On last July 7th, in APTOS 2018 Singapore, Dr. Rim gave a presentation about his research, “Retinal Damage as the Window to Cardiovascular Organ Damage: Use of Big Data & Machine Learning”.
Dr. Rim, one of the co-founders of Medi-Whale Inc., is engaged in Yonsei University College of Medicine as a professor and ophthalmologist in Severance Hospital.
As a professional ophthalmologist, he suggested his idea that a retina is a window to investigate the association between microcirculation abnormalities and cardiovascular diseases.
However, among the researchers already studying the relationship between cardiovascular diseases and eye vessels, Dr. Rim focused on the question: What is the most important marker in cardiology?
He and Medi-Whale Inc. attempted to evaluate the association between retinal image and coronary artery calcium score using deep learning, as it can analyze and catch distinctive features of individual retinal fundus images and heart CT.
While processing this research, Dr. Rim used big data from Korea National Health Insurance Service (KNHIS) and stored a huge amount of data to enhance the accuracy of predicting cardiovascular risk factors.

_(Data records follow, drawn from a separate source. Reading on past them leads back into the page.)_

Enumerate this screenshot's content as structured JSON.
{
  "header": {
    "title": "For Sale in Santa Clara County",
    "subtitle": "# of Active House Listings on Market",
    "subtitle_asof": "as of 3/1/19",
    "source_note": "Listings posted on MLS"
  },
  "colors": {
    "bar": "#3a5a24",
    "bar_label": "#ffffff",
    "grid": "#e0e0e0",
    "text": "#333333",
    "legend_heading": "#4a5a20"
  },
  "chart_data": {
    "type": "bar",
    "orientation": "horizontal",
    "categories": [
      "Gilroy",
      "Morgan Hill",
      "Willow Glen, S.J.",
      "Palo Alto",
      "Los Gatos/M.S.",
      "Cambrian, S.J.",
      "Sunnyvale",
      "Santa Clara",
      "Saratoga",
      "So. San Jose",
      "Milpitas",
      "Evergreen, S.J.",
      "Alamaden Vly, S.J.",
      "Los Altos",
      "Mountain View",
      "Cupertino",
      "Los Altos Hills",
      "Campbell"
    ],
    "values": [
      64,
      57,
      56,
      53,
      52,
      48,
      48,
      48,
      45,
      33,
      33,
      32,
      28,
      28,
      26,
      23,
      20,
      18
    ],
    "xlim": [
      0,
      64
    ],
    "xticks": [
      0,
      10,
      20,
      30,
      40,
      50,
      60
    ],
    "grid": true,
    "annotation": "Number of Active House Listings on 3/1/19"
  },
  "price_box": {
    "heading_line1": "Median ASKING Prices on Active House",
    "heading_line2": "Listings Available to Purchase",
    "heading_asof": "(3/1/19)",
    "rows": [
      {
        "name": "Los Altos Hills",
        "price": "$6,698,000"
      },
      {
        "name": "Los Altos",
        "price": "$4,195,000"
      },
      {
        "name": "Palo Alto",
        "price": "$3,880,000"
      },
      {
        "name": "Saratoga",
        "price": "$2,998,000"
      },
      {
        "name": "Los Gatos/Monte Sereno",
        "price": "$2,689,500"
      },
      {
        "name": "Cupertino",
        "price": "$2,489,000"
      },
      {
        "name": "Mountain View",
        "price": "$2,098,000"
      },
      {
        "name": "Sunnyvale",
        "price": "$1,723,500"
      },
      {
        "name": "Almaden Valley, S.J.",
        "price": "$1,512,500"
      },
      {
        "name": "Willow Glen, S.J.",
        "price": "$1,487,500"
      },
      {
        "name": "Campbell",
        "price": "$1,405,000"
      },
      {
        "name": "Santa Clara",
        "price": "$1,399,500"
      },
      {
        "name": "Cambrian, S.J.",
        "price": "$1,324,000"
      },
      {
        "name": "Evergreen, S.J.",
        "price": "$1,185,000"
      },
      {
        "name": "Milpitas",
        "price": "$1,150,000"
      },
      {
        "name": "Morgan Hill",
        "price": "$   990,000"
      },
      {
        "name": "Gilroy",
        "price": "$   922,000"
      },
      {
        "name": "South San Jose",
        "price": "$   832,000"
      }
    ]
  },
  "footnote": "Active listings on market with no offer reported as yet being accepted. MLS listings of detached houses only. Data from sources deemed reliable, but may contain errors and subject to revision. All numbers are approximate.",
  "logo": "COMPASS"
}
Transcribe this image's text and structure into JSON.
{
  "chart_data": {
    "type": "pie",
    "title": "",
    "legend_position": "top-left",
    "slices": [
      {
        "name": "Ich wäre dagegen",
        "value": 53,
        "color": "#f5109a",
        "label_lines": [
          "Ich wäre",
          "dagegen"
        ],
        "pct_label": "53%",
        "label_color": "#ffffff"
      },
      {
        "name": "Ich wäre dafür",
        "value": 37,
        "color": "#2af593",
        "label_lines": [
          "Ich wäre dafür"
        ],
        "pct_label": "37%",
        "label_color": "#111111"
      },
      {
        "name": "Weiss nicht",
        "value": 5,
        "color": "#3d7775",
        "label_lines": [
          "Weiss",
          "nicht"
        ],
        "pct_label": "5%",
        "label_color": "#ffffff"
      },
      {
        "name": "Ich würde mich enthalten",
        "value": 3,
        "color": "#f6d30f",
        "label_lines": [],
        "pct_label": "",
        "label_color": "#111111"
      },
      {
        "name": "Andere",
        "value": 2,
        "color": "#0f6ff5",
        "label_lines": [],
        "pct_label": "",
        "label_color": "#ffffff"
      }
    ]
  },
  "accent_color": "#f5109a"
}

Additionally, Dr. Rim mentioned deep convolutional network architectures, which can enhance the learning ability and reduce error rates between official results and research results.
Medi-Whale Co. sponsored the 3RD Asia Pacific Tele-Ophthalmology Symposium (APTOS) held in Singapore. In their exhibition booth the ‘Dr. Noon’, Medi-Whale’s product, was displayed on July 7-8, 2018.

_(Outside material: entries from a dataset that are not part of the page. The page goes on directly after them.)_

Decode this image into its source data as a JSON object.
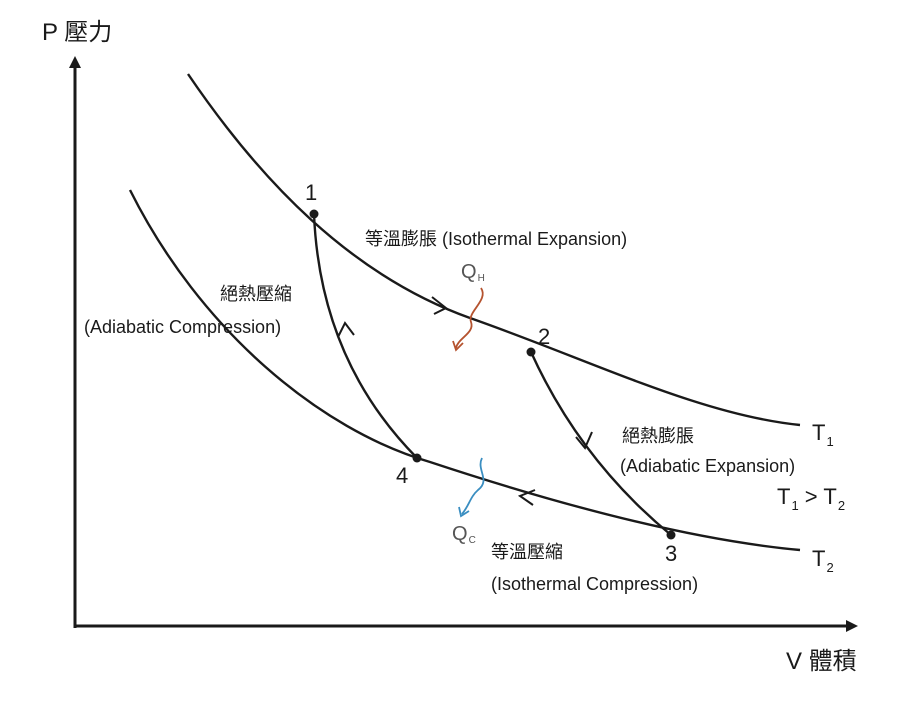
{
  "axes": {
    "y_label": "P 壓力",
    "x_label": "V 體積"
  },
  "points": {
    "p1": "1",
    "p2": "2",
    "p3": "3",
    "p4": "4"
  },
  "processes": {
    "isothermal_expansion": "等溫膨脹 (Isothermal Expansion)",
    "adiabatic_expansion_cn": "絕熱膨脹",
    "adiabatic_expansion_en": "(Adiabatic Expansion)",
    "isothermal_compression_cn": "等溫壓縮",
    "isothermal_compression_en": "(Isothermal Compression)",
    "adiabatic_compression_cn": "絕熱壓縮",
    "adiabatic_compression_en": "(Adiabatic Compression)"
  },
  "temperatures": {
    "t1_main": "T",
    "t1_sub": "1",
    "t2_main": "T",
    "t2_sub": "2",
    "relation": {
      "t1": "T",
      "t1_sub": "1",
      "op": " > T",
      "t2_sub": "2"
    }
  },
  "heat": {
    "qh_main": "Q",
    "qh_sub": "H",
    "qc_main": "Q",
    "qc_sub": "C"
  },
  "colors": {
    "curve": "#1a1a1a",
    "qh_arrow": "#b5532f",
    "qc_arrow": "#3a8ec1"
  }
}
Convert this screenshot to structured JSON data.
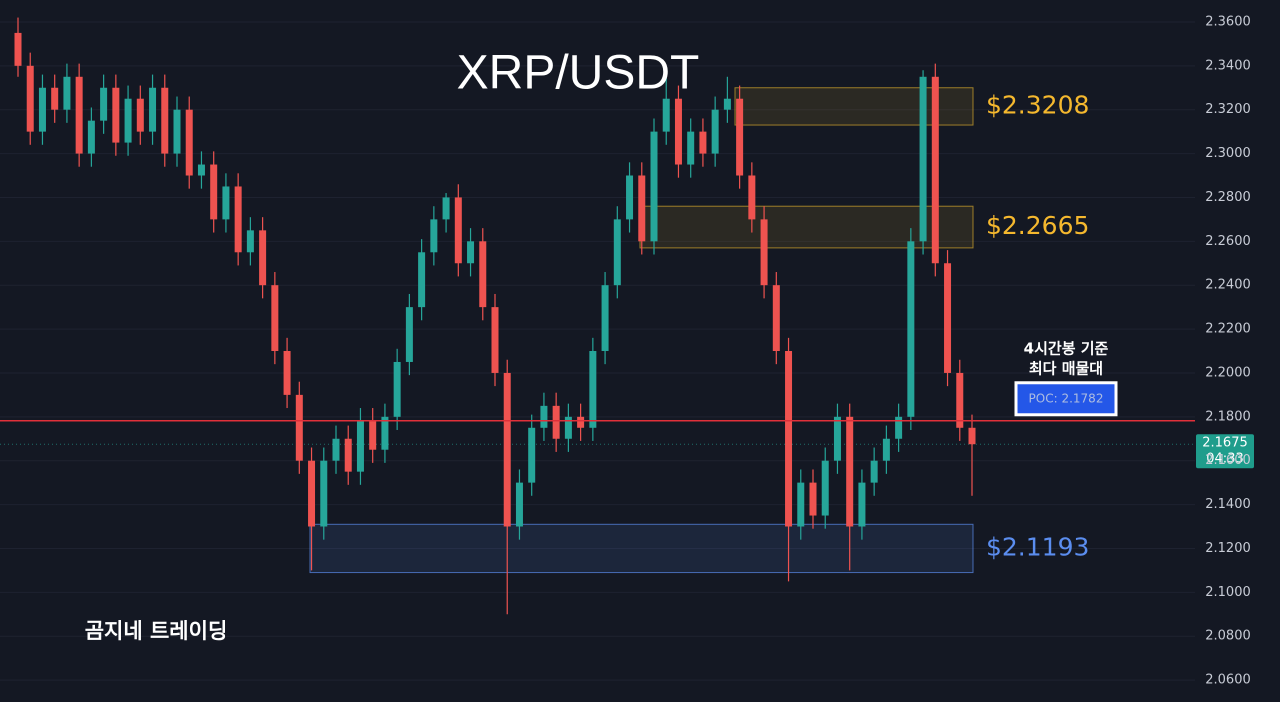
{
  "chart_data": {
    "type": "candlestick",
    "title": "XRP/USDT",
    "watermark": "곰지네 트레이딩",
    "ylim": [
      2.05,
      2.37
    ],
    "yticks": [
      {
        "value": 2.06,
        "label": "2.0600"
      },
      {
        "value": 2.08,
        "label": "2.0800"
      },
      {
        "value": 2.1,
        "label": "2.1000"
      },
      {
        "value": 2.12,
        "label": "2.1200"
      },
      {
        "value": 2.14,
        "label": "2.1400"
      },
      {
        "value": 2.16,
        "label": "2.1600"
      },
      {
        "value": 2.18,
        "label": "2.1800"
      },
      {
        "value": 2.2,
        "label": "2.2000"
      },
      {
        "value": 2.22,
        "label": "2.2200"
      },
      {
        "value": 2.24,
        "label": "2.2400"
      },
      {
        "value": 2.26,
        "label": "2.2600"
      },
      {
        "value": 2.28,
        "label": "2.2800"
      },
      {
        "value": 2.3,
        "label": "2.3000"
      },
      {
        "value": 2.32,
        "label": "2.3200"
      },
      {
        "value": 2.34,
        "label": "2.3400"
      },
      {
        "value": 2.36,
        "label": "2.3600"
      }
    ],
    "grid": true,
    "up_color": "#26a69a",
    "down_color": "#ef5350",
    "open": [
      2.355,
      2.34,
      2.31,
      2.33,
      2.32,
      2.335,
      2.3,
      2.315,
      2.33,
      2.305,
      2.325,
      2.31,
      2.33,
      2.3,
      2.32,
      2.29,
      2.295,
      2.27,
      2.285,
      2.255,
      2.265,
      2.24,
      2.21,
      2.19,
      2.16,
      2.13,
      2.16,
      2.17,
      2.155,
      2.178,
      2.165,
      2.18,
      2.205,
      2.23,
      2.255,
      2.27,
      2.28,
      2.25,
      2.26,
      2.23,
      2.2,
      2.13,
      2.15,
      2.175,
      2.185,
      2.17,
      2.18,
      2.175,
      2.21,
      2.24,
      2.27,
      2.29,
      2.26,
      2.31,
      2.325,
      2.295,
      2.31,
      2.3,
      2.32,
      2.325,
      2.29,
      2.27,
      2.24,
      2.21,
      2.13,
      2.15,
      2.135,
      2.16,
      2.18,
      2.13,
      2.15,
      2.16,
      2.17,
      2.18,
      2.26,
      2.335,
      2.25,
      2.2,
      2.175
    ],
    "high": [
      2.362,
      2.346,
      2.336,
      2.336,
      2.341,
      2.341,
      2.321,
      2.336,
      2.336,
      2.331,
      2.331,
      2.336,
      2.336,
      2.326,
      2.326,
      2.301,
      2.301,
      2.291,
      2.291,
      2.271,
      2.271,
      2.246,
      2.216,
      2.196,
      2.166,
      2.166,
      2.176,
      2.176,
      2.184,
      2.184,
      2.186,
      2.211,
      2.236,
      2.261,
      2.276,
      2.282,
      2.286,
      2.266,
      2.266,
      2.236,
      2.206,
      2.156,
      2.181,
      2.191,
      2.191,
      2.186,
      2.186,
      2.216,
      2.246,
      2.276,
      2.296,
      2.296,
      2.316,
      2.335,
      2.331,
      2.316,
      2.316,
      2.326,
      2.335,
      2.331,
      2.296,
      2.276,
      2.246,
      2.216,
      2.156,
      2.156,
      2.166,
      2.186,
      2.186,
      2.156,
      2.166,
      2.176,
      2.186,
      2.266,
      2.338,
      2.341,
      2.256,
      2.206,
      2.181
    ],
    "low": [
      2.335,
      2.304,
      2.304,
      2.314,
      2.314,
      2.294,
      2.294,
      2.309,
      2.299,
      2.299,
      2.304,
      2.304,
      2.294,
      2.294,
      2.284,
      2.284,
      2.264,
      2.264,
      2.249,
      2.249,
      2.234,
      2.204,
      2.184,
      2.154,
      2.11,
      2.124,
      2.154,
      2.149,
      2.149,
      2.159,
      2.159,
      2.174,
      2.199,
      2.224,
      2.249,
      2.264,
      2.244,
      2.244,
      2.224,
      2.194,
      2.09,
      2.124,
      2.144,
      2.169,
      2.164,
      2.164,
      2.169,
      2.169,
      2.204,
      2.234,
      2.264,
      2.254,
      2.254,
      2.304,
      2.289,
      2.289,
      2.294,
      2.294,
      2.314,
      2.284,
      2.264,
      2.234,
      2.204,
      2.105,
      2.124,
      2.129,
      2.129,
      2.154,
      2.11,
      2.124,
      2.144,
      2.154,
      2.164,
      2.174,
      2.254,
      2.244,
      2.194,
      2.169,
      2.144
    ],
    "close": [
      2.34,
      2.31,
      2.33,
      2.32,
      2.335,
      2.3,
      2.315,
      2.33,
      2.305,
      2.325,
      2.31,
      2.33,
      2.3,
      2.32,
      2.29,
      2.295,
      2.27,
      2.285,
      2.255,
      2.265,
      2.24,
      2.21,
      2.19,
      2.16,
      2.13,
      2.16,
      2.17,
      2.155,
      2.178,
      2.165,
      2.18,
      2.205,
      2.23,
      2.255,
      2.27,
      2.28,
      2.25,
      2.26,
      2.23,
      2.2,
      2.13,
      2.15,
      2.175,
      2.185,
      2.17,
      2.18,
      2.175,
      2.21,
      2.24,
      2.27,
      2.29,
      2.26,
      2.31,
      2.325,
      2.295,
      2.31,
      2.3,
      2.32,
      2.325,
      2.29,
      2.27,
      2.24,
      2.21,
      2.13,
      2.15,
      2.135,
      2.16,
      2.18,
      2.13,
      2.15,
      2.16,
      2.17,
      2.18,
      2.26,
      2.335,
      2.25,
      2.2,
      2.175,
      2.1675
    ],
    "zones": [
      {
        "label": "$2.3208",
        "low": 2.313,
        "high": 2.33,
        "color": "#d4a72c",
        "text_color": "#f5b82e"
      },
      {
        "label": "$2.2665",
        "low": 2.257,
        "high": 2.276,
        "color": "#d4a72c",
        "text_color": "#f5b82e"
      },
      {
        "label": "$2.1193",
        "low": 2.109,
        "high": 2.131,
        "color": "#5b8def",
        "text_color": "#5b8def"
      }
    ],
    "poc": {
      "value": 2.1782,
      "label": "POC: 2.1782",
      "note": [
        "4시간봉 기준",
        "최다 매물대"
      ]
    },
    "last_price": 2.1675,
    "countdown": "04:33"
  }
}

APTOS was founded by tele-ophthalmologists in Asia-Pacific region in May 2016, aggregating professional researchers, technicians, and clinicians to share, collaborate, exchange individual perspectives, knowledge or ideas.
Along with Medi-Whale, Zeiss, Topcon, Novartis, and Alcon also sponsored APTOS 2018 and introduced technology which can precisely diagnose patient’s eye diseases.

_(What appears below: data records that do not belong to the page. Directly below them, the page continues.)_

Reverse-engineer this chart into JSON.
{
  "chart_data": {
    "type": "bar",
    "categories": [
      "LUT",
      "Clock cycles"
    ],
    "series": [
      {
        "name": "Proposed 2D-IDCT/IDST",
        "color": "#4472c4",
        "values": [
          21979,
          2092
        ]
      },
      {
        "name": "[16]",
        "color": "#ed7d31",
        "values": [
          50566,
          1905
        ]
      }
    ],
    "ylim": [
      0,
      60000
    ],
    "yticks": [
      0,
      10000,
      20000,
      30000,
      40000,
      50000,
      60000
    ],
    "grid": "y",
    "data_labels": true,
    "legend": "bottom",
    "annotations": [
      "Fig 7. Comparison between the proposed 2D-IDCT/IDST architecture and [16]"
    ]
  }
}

At APTOS 2018, Medi-Whale opened a booth to introduce ‘Dr. Noon’, a deep learning based retinal fundus screening program, specially attracting companies from India, Philippine, and middle-east Asia.
By using red and green colored dots, this program will identify if a patient’s eye will contain glaucoma, opacity, or retina diseases that can be frequently triggered from elder or diabetes.
As Dr. Noon can assist basic eye examination for elderly and diabetic patients, by analyzing retinal fundus images, physicians are now expected to be able to decide if patients need further diagnosis from ophthalmologists or not.
Dr. Noon is expected to assist internal clinics to provide better service for patients, especially for those in area which professional ophthalmologists are not localized.
Medi-Whale is now planning to develop a program that predicts cardiovascular diseases via analyzing retinal fundus images.
In terms of heart diseases, researchers from Asan hospital, Seoul represented AI which can concisely predict ventricular tachycardia before 1 hour from when it strokes.
This increased the viability of patients from heart attack but required the human effort to set an artificial neural network which was based on specific feature.
Furthermore, researchers from Vuno institution, developed DeepEWS, which used RNN (Recurrent Neural Network) deep learning system to learn 7 types of information from individual patient.
RNN was used for this system as researchers wanted to predict heart disease before 24 hours and concentrate on data variance and reducing false warning alert.
Similarly, Cardiogram applied deep learning to the heartbeat sensor in wearable device to identify atrial fibrillation and atrial flutter as heartbeat’s distinctive rhythm was able to recognize some irregular pulse.
Irregular pulse specificity of wearable device was evaluated with two criteria (Sequence F1- figure out arrhythmia on proper time, Set F1- detect arrhythmia from whole data).
As a result, deep learning was showing much higher specificity with both sequence F1 and set F1 when it compared to cardiologist.
This research identified that AI could easily classify two types of atrioventricular block which most professional cardiologists were having difficulty to identify.
If data aggregation (electrocardiogram, heartbeat rate…etc), analyzing, and classifying can be constantly processed through wearable device or apple watch, predicting heart diseases with high accuracy will be developed.